The new guidelines, presented by the AHA at a press conference in Dallas, Nov. 28, are intended for everyone, which is good news for those who experience cardiac arrest — when the heart suddenly stops beating. 

Although more than 300,000 people die from cardiac arrest yearly in the United States alone, their chances for survival more than double when they are given effective CPR.

“The most common reason many people die from cardiac arrest is no one nearby knows CPR,” Sayre said. “For the bystander who witnesses a collapse, the main danger is inaction.”

More than nine out of 10 cardiac arrest victims die before they get to the hospital, according to the AHA.  The new guidelines are both effective and easier for the average person to handle, Sayre said.

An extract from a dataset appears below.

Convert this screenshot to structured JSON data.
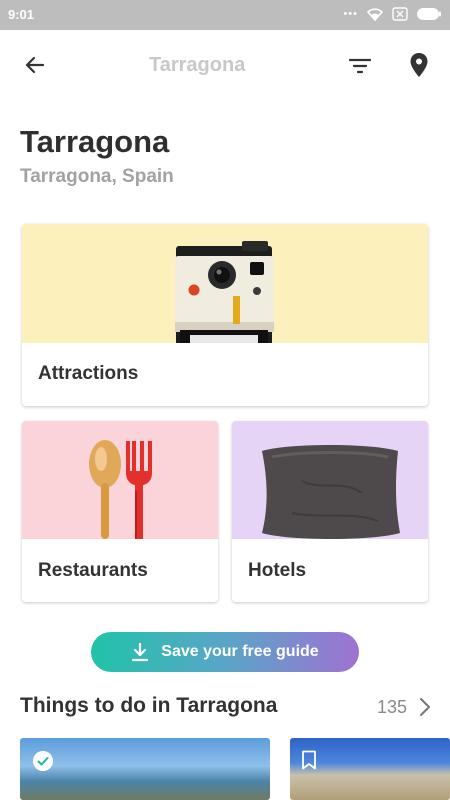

The recommendations are based on an international review conducted by an AHA panel. Three hundred and eighty researchers analyzed data from over 20,000 human and animal studies and found that more chest compressions led to increased blood flow.

“The bottom line is we think more people need to learn CPR,” said Mary Fran Hazinski, a clinical nurse specialist at Vanderbilt University Medical Center who helped develop the guidelines. “We have more and more evidence that good CPR works. We’re doing our best to increase the number of bystanders who learn CPR.”